Minister of Education, Youth, Sports and Culture
- In office June 2020 – May 2022
- Prime Minister: Timothy Harris

Member of Parliament
- In office June 2020 – May 2022
- Prime Minister: Timothy Harris
- Preceded by: Marcella Liburd
- Succeeded by: Marsha Henderson
- Constituency: Saint Christopher #2

Personal details
- Party: People's Action Movement
- Other political affiliations: Team Unity (2013-2022)
- Alma mater: University of the West Indies; Norman Manley Law School
- Occupation: Lawyer, politician

= Jonel Powell =

Former Education Minister of Saint Kitts and Nevis

Jonel Powell is a Kittitian attorney and former People's Action Movement politician who was a Member of Parliament and cabinet minister from 2020 until 2022.

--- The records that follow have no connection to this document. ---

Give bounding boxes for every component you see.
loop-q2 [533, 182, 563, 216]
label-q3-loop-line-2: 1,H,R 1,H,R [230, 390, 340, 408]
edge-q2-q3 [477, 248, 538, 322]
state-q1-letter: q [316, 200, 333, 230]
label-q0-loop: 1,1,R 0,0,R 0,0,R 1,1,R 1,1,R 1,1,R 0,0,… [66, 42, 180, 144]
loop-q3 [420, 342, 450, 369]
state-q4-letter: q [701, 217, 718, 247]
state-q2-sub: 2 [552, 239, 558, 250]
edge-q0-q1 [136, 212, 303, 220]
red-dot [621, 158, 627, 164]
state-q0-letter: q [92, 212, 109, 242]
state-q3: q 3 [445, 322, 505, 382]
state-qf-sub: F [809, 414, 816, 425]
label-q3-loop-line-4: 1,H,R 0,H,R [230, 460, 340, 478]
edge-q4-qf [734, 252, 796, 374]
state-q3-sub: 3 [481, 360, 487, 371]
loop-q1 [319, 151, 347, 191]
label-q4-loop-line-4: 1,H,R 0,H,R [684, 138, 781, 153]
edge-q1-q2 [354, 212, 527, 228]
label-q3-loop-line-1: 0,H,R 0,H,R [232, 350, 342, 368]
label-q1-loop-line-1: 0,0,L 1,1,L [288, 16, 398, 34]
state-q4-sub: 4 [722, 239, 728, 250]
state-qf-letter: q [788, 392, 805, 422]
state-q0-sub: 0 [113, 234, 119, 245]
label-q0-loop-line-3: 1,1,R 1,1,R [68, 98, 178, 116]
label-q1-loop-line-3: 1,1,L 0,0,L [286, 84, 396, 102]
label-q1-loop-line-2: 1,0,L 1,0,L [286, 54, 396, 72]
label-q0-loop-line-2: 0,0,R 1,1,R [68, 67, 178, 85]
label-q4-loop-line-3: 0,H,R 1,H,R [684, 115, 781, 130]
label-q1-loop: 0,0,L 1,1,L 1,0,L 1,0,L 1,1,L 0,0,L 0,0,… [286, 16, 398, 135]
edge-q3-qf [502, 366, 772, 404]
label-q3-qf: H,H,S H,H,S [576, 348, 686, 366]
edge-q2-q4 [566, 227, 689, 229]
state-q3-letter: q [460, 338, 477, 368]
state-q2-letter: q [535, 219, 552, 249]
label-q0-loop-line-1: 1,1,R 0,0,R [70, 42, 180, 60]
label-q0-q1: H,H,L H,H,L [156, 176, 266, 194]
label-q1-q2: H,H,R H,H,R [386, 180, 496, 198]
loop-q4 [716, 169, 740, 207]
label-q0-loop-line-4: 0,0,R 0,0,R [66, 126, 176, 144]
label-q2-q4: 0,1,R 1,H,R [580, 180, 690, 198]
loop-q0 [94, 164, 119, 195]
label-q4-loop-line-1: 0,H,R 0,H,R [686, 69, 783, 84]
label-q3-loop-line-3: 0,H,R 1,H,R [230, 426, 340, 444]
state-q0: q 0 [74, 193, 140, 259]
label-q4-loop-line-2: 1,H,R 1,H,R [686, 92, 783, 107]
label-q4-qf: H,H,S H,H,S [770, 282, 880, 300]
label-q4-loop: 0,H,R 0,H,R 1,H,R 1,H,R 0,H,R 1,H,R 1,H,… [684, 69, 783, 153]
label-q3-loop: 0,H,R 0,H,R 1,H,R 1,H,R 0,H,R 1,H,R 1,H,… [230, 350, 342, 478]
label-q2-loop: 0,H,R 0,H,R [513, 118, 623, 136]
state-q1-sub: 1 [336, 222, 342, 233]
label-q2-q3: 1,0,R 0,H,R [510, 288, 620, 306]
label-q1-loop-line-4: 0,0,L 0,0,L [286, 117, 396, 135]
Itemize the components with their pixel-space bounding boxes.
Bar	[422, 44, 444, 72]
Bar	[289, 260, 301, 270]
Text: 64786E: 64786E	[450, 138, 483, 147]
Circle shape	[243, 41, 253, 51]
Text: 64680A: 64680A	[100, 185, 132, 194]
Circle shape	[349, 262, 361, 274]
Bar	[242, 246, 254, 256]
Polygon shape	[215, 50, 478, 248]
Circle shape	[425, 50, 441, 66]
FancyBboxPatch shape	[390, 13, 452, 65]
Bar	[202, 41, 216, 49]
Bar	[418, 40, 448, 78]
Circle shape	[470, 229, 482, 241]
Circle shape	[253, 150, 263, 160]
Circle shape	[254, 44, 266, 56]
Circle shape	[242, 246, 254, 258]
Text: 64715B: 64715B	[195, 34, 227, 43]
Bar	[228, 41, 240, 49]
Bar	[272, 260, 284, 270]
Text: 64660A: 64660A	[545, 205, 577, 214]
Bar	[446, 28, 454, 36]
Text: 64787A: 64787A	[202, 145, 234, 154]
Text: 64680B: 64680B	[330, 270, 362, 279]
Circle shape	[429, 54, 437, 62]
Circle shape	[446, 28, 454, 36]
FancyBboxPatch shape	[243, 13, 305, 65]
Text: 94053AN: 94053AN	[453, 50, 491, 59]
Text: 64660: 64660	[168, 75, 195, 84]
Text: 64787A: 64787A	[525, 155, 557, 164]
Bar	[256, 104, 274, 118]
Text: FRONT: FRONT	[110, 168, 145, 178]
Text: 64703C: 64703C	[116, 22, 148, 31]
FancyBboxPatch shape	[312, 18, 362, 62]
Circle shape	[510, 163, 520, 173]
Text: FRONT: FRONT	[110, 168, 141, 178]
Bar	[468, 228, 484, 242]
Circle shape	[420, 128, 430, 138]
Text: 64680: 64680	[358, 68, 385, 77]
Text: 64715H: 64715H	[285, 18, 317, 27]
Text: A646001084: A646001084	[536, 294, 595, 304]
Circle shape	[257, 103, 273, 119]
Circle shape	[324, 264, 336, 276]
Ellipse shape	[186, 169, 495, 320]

== Early life and legal career ==
Powell grew up and completed his education in Saint Kitts. He then worked at the Royal Bank of Canada in Saint Kitts for two years, before going on to study law in Barbados at the University of the West Indies (Cave Hill) from 2003 to 2006, and then from 2006 to 2008 he attended the Norman Manley Law School to pursue a Legal Education Certificate. He then practiced offshore, commercial and corporate litigation law in Anguilla. In 2011, he returned to Saint Kitts and Nevis to become the managing partner of a law firm, Grant, Powell & Co, which he co-founded with Lindsay Grant.

== Political career==
In the 2015 general election, Powell unsuccessfully stood as the People's Action Movement (PAM) candidate for the Saint Christopher #2 constituency. Following the election result, in which PAM and its allies in Team Unity successfully won a majority, Powell was announced in May 2015 as the designated Ambassador and Special Envoy to the ministries of Sports and Culture by Prime Minister Timothy Harris.

In the 2020 general election, Powell again ran as the PAM candidate for the Saint Christopher #2 constituency. He was successfully elected to serve as its Member of Parliament, gaining the seat from Labour with 1,654 votes to Labour MP Marcella Liburd's 1,422 votes. Following the election, Powell was appointed to serve in the cabinet as Minister of Education, Youth, Sports and Culture. In May 2022, Powell was one of six ministers removed from office following disagreements by the PAM and CCM party leaders with Prime Minister Harris. Harris also dissolved parliament and called a snap election.

In the August 2022 snap election, Powell lost his seat to Labour candidate Marsha Henderson. In May 2025, he announced he would not contest a future general election.

==Post-political career==
In 2024, Powell was listed as a legal practitioner with an active practicing certificate in Saint Kitts and Nevis, and is currently a managing partner at Grant, Powell & Co.